Trouble with multi-group CFA on Likert scale data due to low frequency responses

I’m stuck on a multi-group CFA for a psych tool using Likert data. I’ve set it up as ordinal with WLSMV estimation and theta parameterization. The initial CFA works, but I get a weird warning about the variance-covariance matrix.

The real headache starts when I try to split by groups. Here’s what happens:

# This fails
group_cfa <- cfa(my_model, data=survey_data, estimator='WLSMV', std.lv=TRUE, group="gender", parameterization="theta")

# Error: Empty categories for 'q35_ordinal' in group 1. Frequencies: [80 18 3 0 0]

Looks like no guys picked the top two choices for question 35. Oddly, I get a similar error with a different grouping, but that CFA still runs:

# This works despite the error
other_group_cfa <- cfa(my_model, data=survey_data, estimator='WLSMV', std.lv=TRUE, group="relationship_status", parameterization="theta")
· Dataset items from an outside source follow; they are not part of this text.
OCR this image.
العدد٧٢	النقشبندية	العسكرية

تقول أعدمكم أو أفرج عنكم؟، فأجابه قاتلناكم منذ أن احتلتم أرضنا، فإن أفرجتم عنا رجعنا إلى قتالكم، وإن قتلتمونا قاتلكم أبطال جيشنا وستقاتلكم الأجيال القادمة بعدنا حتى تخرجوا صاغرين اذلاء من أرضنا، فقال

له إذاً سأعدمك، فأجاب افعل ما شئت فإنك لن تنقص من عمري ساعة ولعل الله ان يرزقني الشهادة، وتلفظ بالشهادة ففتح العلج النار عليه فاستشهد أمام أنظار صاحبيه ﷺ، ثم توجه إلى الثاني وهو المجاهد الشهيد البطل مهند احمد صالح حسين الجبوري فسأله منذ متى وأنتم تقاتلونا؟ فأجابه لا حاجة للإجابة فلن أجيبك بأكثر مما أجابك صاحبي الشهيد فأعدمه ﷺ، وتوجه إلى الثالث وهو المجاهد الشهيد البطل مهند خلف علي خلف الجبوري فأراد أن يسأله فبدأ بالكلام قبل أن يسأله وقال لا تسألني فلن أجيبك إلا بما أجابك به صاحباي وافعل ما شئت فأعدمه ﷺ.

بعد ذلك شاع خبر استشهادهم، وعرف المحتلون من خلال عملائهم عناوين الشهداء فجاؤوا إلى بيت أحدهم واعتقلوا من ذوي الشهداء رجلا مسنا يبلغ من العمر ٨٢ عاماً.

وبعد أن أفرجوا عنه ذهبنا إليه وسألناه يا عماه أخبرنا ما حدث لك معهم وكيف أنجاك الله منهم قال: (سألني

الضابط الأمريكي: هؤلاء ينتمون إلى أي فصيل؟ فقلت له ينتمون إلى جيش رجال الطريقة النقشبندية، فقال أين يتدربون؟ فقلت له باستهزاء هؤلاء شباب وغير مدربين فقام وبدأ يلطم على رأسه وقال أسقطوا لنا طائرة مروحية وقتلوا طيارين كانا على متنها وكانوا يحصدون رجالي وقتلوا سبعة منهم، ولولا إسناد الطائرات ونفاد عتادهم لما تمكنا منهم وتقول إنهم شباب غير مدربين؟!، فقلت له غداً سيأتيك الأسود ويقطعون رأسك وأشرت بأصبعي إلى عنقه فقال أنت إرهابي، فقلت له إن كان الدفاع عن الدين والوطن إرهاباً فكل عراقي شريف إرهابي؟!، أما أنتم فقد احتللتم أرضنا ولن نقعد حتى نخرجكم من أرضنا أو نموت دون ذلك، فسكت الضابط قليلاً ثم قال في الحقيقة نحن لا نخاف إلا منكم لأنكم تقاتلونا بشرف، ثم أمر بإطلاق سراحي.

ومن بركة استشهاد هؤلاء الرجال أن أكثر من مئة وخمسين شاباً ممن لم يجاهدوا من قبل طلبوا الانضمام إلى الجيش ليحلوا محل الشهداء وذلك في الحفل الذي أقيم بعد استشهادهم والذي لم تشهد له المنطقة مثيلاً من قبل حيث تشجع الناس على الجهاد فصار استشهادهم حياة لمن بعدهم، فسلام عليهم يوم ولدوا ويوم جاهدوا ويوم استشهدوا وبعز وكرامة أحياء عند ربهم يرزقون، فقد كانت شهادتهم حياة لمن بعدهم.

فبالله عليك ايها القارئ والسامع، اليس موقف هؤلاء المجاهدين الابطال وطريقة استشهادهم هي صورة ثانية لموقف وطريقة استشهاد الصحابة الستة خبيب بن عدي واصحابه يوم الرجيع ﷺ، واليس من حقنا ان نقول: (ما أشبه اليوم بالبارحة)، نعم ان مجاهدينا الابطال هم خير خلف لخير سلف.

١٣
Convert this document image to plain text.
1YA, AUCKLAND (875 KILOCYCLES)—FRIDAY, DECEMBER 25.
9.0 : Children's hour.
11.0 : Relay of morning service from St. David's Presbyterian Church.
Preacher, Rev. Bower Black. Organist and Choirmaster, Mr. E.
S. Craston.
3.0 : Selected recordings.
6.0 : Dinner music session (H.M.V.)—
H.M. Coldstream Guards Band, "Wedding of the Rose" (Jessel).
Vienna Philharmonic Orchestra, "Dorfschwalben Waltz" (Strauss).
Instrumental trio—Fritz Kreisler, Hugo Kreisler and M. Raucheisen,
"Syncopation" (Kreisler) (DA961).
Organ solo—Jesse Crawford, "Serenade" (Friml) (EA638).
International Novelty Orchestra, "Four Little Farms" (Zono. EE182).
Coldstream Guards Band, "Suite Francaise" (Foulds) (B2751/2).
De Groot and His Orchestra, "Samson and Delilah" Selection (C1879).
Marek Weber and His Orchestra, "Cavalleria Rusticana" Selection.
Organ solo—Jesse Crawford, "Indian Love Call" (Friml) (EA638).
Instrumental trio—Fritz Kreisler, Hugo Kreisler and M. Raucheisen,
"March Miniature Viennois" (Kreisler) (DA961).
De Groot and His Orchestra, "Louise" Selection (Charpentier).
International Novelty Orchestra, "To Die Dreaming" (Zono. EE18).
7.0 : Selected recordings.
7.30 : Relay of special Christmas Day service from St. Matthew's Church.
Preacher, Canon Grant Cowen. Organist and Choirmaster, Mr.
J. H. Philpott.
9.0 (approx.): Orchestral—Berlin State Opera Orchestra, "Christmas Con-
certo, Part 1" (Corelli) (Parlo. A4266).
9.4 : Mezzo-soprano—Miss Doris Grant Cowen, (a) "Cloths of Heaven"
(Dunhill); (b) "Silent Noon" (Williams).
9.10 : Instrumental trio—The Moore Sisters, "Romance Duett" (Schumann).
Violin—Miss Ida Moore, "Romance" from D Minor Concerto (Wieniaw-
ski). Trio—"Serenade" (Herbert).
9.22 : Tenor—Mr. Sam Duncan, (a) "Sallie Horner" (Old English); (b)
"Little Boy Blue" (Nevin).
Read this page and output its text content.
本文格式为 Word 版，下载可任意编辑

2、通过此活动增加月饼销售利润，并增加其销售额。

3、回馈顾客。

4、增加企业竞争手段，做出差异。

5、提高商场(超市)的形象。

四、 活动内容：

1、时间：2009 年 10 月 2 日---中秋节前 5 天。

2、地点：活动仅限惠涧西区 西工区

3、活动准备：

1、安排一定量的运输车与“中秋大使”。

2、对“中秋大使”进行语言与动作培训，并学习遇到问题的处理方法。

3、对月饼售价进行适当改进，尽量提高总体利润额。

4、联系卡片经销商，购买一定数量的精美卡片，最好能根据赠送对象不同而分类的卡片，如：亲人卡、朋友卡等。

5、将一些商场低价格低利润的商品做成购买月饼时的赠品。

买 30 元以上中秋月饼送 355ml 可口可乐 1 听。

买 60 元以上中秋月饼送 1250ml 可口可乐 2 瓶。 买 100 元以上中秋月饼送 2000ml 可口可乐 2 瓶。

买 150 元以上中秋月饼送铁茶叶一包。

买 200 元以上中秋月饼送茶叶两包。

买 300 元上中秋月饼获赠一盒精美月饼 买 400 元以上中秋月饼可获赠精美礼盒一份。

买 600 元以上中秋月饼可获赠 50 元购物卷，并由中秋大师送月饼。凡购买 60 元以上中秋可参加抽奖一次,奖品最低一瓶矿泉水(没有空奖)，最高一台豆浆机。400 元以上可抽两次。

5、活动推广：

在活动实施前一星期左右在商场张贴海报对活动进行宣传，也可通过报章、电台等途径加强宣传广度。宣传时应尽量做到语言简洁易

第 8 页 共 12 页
# Same error, but it runs anyway

Why does this work for one grouping but not the other? How can I fix it? Any ideas?

hey dancingbutterfly, ugh cfa’s can be such a pain! sounds like ur dealing with some sparse data issues. for the gender split, maybe try collapsing those top categories? like combine 4&5 into one. might lose some nuance but could get ur model running. or u could try a different estimator like mlr if ur ok with treating it as continuous. good luck!

Hey there DancingButterfly! Wow, CFAs can be such a headache sometimes, right? :sweat_smile: I’ve run into similar issues before and it’s so frustrating!

Have you considered trying a different approach altogether? What about using multiple imputation to handle those sparse categories? It might help with the empty cell problem without losing data.

Or here’s a wild thought - what if you treated gender as a covariate instead of a grouping variable? That could potentially sidestep the whole issue while still letting you examine gender effects.

I’m really curious though - what made you choose those particular groupings? And how critical is it to your research questions to keep the full 5-point scale? Sometimes simplifying can open up new insights!

Keep us posted on what you try next! This kind of tricky analysis always makes for an interesting journey. :brain::sparkles:

I’ve encountered similar issues with multi-group CFAs on Likert data before. The problem likely stems from the sparse responses in certain categories, particularly for the gender grouping. One approach that’s worked for me is to use Bayesian estimation instead of WLSMV. It’s more robust to sparse data and doesn’t require collapsing categories.

Try implementing your model using the blavaan package in R. It interfaces with JAGS or Stan for Bayesian estimation. You’ll need to specify appropriate priors, but it can handle ordinal data without issues. Something like:

library(blavaan)
bayes_cfa <- bcfa(my_model, data=survey_data, group="gender", ordered=c("q35_ordinal", ...))

This method preserves the original scale and often yields more stable estimates. Just be prepared for longer computation times.